L’euro fera vraiment son travail quand la crise aura frappé, expliquât alors Mundell. Le retrait du contrôle du gouvernement sur la monnaie empêchera alors l’utilisation des politiques monétaire et budgétaire keynésiennes par les vilains petits élus pour sortir une nation de la récession. [Note : Exactement comme anticipé par Kalecki dès 1943, et plus récemment la stratégie du choc par Naomi Klein.]

« L’euro mettra la politique monétaire hors de la portée des hommes politiques », a-t-il dit. « Et sans la politique budgétaire, la seule façon pour les nations pour pouvoir conserver des emplois est la surenchère dans la réduction des règles du commerce. »

Il citât, alors les lois du travail, les règlements environnementaux et, bien sûr, les taxes et les impôts.
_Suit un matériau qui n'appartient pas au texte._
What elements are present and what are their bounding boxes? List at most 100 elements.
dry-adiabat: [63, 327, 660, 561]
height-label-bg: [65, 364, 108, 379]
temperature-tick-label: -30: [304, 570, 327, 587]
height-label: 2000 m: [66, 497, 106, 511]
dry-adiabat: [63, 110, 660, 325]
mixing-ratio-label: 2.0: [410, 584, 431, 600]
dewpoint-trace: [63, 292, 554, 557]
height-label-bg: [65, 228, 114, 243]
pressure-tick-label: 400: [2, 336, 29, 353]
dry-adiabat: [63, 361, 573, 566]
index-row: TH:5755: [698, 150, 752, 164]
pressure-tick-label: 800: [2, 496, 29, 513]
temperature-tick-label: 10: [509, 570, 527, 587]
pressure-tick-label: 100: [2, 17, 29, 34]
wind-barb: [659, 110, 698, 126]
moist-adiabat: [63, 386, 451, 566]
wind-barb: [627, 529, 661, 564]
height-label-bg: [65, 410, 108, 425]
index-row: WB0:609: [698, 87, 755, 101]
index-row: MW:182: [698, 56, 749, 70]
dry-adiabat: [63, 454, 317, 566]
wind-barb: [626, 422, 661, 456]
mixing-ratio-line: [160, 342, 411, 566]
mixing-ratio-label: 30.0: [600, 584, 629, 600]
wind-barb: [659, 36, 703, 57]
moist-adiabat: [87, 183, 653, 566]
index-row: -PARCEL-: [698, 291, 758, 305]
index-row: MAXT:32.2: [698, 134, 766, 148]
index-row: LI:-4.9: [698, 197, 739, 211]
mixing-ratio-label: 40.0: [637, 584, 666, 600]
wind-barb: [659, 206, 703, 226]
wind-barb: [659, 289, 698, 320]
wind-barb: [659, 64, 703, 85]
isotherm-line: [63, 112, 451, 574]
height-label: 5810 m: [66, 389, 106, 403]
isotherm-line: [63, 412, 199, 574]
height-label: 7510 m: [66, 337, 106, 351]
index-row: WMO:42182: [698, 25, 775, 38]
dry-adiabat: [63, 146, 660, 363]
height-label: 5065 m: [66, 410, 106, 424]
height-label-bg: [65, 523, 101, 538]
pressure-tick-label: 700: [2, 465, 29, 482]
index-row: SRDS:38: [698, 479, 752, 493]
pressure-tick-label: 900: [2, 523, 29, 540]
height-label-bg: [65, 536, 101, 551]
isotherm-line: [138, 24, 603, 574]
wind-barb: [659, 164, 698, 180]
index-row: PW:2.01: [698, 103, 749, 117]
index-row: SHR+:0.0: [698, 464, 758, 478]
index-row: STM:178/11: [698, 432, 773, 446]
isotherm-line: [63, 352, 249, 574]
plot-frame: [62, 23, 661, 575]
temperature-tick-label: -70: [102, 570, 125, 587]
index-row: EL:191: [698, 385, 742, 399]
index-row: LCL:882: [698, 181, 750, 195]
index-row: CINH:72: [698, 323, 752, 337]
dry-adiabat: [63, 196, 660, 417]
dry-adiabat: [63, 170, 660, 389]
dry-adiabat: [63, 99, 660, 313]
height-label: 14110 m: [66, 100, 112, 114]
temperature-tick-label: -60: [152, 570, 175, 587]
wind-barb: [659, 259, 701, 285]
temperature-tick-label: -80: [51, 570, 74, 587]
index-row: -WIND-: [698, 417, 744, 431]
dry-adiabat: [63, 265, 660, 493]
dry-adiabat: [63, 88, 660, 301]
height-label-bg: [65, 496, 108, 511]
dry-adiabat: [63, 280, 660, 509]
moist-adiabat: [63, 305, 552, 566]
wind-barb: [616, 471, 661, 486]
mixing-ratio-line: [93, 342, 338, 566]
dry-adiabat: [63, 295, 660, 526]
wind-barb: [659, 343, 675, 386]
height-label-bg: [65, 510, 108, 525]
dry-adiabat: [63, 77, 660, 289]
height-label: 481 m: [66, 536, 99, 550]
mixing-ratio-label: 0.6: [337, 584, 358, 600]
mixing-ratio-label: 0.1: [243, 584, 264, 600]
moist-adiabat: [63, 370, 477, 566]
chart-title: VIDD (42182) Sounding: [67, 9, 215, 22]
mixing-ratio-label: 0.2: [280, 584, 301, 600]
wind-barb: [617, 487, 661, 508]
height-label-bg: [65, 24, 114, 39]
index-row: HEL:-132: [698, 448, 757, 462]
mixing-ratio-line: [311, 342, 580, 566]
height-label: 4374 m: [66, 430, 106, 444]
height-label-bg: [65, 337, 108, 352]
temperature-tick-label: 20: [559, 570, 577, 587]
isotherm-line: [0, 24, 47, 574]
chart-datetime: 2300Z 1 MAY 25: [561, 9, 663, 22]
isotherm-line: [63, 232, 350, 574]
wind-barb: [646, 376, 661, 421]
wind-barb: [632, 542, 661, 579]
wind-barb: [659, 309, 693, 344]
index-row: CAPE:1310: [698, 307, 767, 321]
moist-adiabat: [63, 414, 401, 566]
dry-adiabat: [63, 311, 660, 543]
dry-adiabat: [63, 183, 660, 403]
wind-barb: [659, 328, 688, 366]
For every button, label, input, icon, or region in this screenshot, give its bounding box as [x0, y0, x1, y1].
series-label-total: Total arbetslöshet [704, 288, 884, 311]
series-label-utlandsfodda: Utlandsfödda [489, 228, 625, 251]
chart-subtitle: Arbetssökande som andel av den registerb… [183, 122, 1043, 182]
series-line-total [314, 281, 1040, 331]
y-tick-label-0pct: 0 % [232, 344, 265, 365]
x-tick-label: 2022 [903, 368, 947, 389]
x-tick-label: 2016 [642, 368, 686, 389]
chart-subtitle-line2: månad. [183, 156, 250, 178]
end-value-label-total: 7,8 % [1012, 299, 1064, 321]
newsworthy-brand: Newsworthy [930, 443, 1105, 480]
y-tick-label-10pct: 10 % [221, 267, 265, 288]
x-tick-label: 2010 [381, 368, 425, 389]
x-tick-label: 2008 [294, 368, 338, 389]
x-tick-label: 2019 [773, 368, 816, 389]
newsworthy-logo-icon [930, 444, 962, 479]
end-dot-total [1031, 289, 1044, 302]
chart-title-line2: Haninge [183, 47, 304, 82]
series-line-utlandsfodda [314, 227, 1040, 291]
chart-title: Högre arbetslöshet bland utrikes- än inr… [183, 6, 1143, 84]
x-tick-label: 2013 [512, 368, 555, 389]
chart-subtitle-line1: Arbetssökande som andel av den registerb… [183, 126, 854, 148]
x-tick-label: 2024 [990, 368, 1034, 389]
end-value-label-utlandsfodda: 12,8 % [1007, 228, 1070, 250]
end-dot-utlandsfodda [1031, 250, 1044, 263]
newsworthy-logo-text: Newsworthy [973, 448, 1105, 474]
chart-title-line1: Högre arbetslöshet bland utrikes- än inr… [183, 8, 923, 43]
Tout cela serait éliminé par l’euro. La démocratie ne serait pas autorisé à interférer avec le marché.

Comme un autre lauréat du prix Nobel, Paul Krugman l’avait remarqué, la création de la zone euro violait une observation de base de l’économie concernant les « zones monétaires optimales ». Cette observation pratique avait pourtant été théorisée par Robert Mundell en personne.

Pour lui, ce n’était pas une objection qui tienne. Pour Robert Mundell, le but de l’euro n’était pas de faire de l’Europe une puissante unité économique unifiée. Son but était approximativement le même que celui de Reagan et Thatcher : la révolution conservatrice.

« Ronald Reagan n’aurait pas été élu président sans l’influence de Robert Mundell », a écrit Jude Wanniski dans le Wall Street Journal.

[…]

Ainsi, nous voyons que le Premier ministre (non élu) Mario Monti exige la « réforme » du droit du travail en Italie pour rendre plus facile le licenciement pour les employeurs […] Mario Draghi, la tête (non élue) de la Banque centrale européenne, appelle à des « réformes structurelles » – un euphémisme pour l’écrasement des protections légales des travailleurs. […]

Monti et Draghi ne peuvent pas expliquer de manière crédible comment, si tous les pays du continent déprécient leur main-d’œuvre, que tous puissent ainsi acquérir un avantage concurrentiel.

Mais ils n’ont pas à expliquer leurs politiques ; ils n’ont qu’à laisser les marchés travailler sur les obligations de chaque nation. Par conséquent, l’union monétaire est la lutte des classes par d’autres moyens.

[…]

Loin d’échouer, l’euro, qui était le bébé de Mundell, a réussi probablement au-delà rêves des plus fous de son géniteur.